Gov. Pat Quinn announced the DREAM Fund Commission at the Illinois Coalition for Immigrant and Refugee Rights ( ICIRR ) summit Feb. 4, extending scholarships to immigrant and first-generation students.
The commission is a provision of the Illinois DREAM ( Development, Relief and Education for Alien Minors ) Act, which Quinn signed in August 2011.
"We have to get the DREAM Act going here, because it's all about scholarships and learning and making sure that folks who have the opportunity to go to college, who have the ability to go to college, have the finances to go to college," said Quinn. "Scholarships are so important in our state and in our country because they reward hard work."

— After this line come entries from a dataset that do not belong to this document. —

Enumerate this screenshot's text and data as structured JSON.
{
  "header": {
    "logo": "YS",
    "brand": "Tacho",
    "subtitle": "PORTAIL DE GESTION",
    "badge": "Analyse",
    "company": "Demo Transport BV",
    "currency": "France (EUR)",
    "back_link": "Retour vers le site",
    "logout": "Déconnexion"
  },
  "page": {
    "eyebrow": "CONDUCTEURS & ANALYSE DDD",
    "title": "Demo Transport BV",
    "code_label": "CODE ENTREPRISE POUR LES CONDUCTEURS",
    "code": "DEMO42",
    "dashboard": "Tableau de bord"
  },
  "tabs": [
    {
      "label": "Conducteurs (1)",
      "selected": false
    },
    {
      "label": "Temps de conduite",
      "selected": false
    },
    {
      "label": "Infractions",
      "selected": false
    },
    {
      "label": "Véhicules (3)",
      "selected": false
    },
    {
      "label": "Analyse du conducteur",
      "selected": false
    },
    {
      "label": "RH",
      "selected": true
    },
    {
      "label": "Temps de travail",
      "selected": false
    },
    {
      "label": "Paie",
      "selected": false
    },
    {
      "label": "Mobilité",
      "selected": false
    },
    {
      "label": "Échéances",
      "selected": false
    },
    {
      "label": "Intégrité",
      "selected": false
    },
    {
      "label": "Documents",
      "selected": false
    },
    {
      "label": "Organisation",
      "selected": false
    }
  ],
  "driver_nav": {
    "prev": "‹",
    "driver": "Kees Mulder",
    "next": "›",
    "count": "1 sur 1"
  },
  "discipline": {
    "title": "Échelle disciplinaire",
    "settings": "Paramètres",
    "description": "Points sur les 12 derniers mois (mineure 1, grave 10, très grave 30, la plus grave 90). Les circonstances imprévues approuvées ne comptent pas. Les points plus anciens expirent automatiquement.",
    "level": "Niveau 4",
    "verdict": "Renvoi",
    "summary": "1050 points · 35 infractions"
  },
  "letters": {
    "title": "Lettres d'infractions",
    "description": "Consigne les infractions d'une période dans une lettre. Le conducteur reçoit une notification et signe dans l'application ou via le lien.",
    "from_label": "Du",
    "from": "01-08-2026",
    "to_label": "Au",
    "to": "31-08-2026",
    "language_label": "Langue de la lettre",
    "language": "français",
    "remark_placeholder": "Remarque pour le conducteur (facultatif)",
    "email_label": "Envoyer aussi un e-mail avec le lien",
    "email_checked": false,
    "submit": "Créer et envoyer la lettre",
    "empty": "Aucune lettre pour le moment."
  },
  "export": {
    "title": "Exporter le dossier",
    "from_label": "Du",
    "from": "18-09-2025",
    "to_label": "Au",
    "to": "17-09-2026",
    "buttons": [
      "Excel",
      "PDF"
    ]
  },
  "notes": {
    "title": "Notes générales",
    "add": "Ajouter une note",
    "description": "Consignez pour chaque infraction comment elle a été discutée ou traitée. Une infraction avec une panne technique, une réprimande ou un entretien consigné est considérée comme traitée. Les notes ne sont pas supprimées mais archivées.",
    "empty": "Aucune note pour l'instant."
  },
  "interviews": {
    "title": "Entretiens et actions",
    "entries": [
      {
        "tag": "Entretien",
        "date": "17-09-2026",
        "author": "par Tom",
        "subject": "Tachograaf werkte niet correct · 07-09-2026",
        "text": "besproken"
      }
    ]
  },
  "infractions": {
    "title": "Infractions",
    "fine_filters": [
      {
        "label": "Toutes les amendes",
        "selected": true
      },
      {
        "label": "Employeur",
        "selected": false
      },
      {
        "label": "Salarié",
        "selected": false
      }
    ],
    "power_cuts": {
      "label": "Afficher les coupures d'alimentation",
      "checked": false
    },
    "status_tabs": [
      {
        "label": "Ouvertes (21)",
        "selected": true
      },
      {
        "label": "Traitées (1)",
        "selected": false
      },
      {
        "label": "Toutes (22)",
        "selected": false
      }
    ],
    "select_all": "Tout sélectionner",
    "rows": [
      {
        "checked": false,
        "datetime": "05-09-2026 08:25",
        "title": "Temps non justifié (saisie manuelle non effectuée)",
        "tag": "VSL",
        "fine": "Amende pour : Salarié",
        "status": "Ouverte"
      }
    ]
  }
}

Students that completed high school while residing with their parents in Illinois for at least three years and have at least one parent who immigrated to the United States are eligible for the program.
The goal of the Illinois DREAM Act is to bridge the education gap for immigrant families. An estimated 65 percent of immigrant families earn below 200 percent of the poverty line, and undocumented immigrants are ineligible for the Free Application for Federal Student Aid ( FAFSA ) .
The Illinois DREAM Act also allows anyone with a Social Security or tax identification number to participate in a state-operated college savings pool, and requires high school counselors to provide college information to all children of immigrants.
Quinn vowed to donate $1,000 to the scholarship fund, once the commission secured a bank account.
"Everyone on the land mass known as the United States of America is an American," said Illinois Senate President John Cullerton at the ICIRR summity. "The history of America is that everybody came from somewhere else. They came here and worked with their fellow Americans to make this the greatest country in the whole wide world."
Many political leaders in the LGBT community attended the ICIRR summit, including Rep. Greg Harris, Rep. Kelly Cassidy and Alderman James Cappleman. David Munar, president and CEO of the AIDS Foundation of Chicago, and Jim Bennett, regional director of Lambda Legal, also lended their support.
Summit participants were able to apply for citizenship at a workshop lead by the Instituto del Progreso Latino. Volunteers assisted 187 people with filling out the 10-page application, reviewing their case with lawyers and applying for a waiver of the $680 application fee.
"These days, instead of applying for citizenship becoming easier through reforms, it seems to me it has gone backwards," said state Rep. Elizabeth Hernandez, a chief co-sponsor of the Illinois DREAM Act and first-generation American.
"Most of the people come here because they don't have means to pay a lawyer," said Ambrosio Martinez, collaborative coordinator at Instituto del Progreso Latino. "Most of them are very low income or might not be working, and we give them an opportunity to acquire citizenship."
Instituto del Progreso Latino hosts citizenship drives twice per month, with the next one scheduled for Feb. 18. See www.IDPL.org .
The governor also highlighted his solidarity with the Illinois immigrant community and his rejection of Secure Communities, a law enforcement initiative that automatically checks arrestee fingerprints against Department of Homeland Security databases.
"We've got to really be vigilant here, and I think that's what this movement is all about," said Quinn. "It's ordinary, everyday people, heroic people banding together for causes they believe in. I believe in your cause, and I know that we're going to win."